3. Giving poor children nutritious breakfasts at schools “weaken the parent-child bond.”
4. “The free breakfast profoundly weakens young people’s character.”
To sum up, again in his own words: “These are the ways in which the Left has damaged children and families through free school breakfasts.”
These are amazing arguments, but we here at LiberalBias.com have to ask this:
…WHY are you limiting this argument only to school-provided breakfasts?
Consider this:
Textbooks!
Why are our socialist schools providing textbooks for free? A $20 textbook works out to less than 5 cents per day, so it’s inconceivable that anyone would not be able to afford it. If the school provides the textbook, then it just enables bad parents to not buy the books themselves. It also weakens the parent-child bond, because what is more bonding than a parent and child struggling together when they can’t afford textbooks for school? Finally, giving textbooks to students weakens their character because it makes them assume that they will get free stuff from other people.
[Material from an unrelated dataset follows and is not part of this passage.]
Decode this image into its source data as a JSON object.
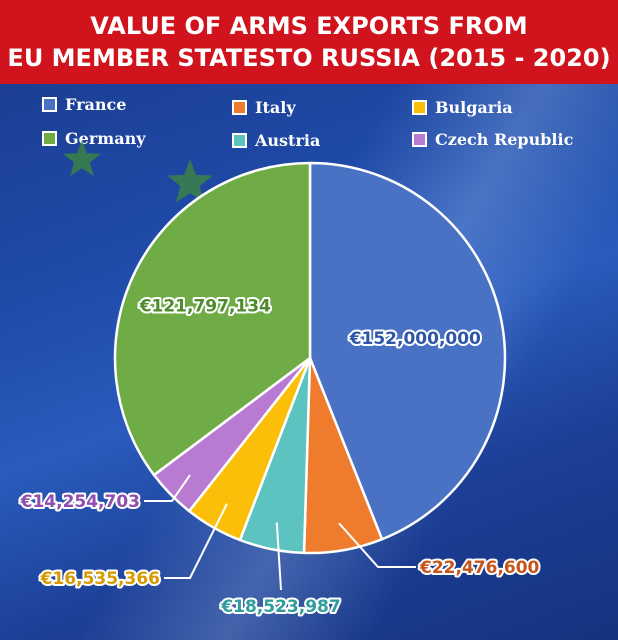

Therefore, allowing students to use textbooks without making them pay is destroying the character of our children.
Desks!
Why do our socialist schools allow students to sit at desks for free? Why are they not paying a rental fee for the year? Isn’t this sending the wrong message? Doesn’t this just encourage dependency? Doesn’t this just enable bad parenting, by letting the parents get away with not paying for the child to rent the desk?
It’s a moral disaster, ladies and gentlemen.
…and so on. You get the idea. You can use this argument to basically demonize anything that schools provide.
So why don’t you, Dennis Prager? You know you want to. Go explain to the world that it’s destroying the character of our children that we let them use school desks without paying rent! Go one: show off your glorious tea-party self!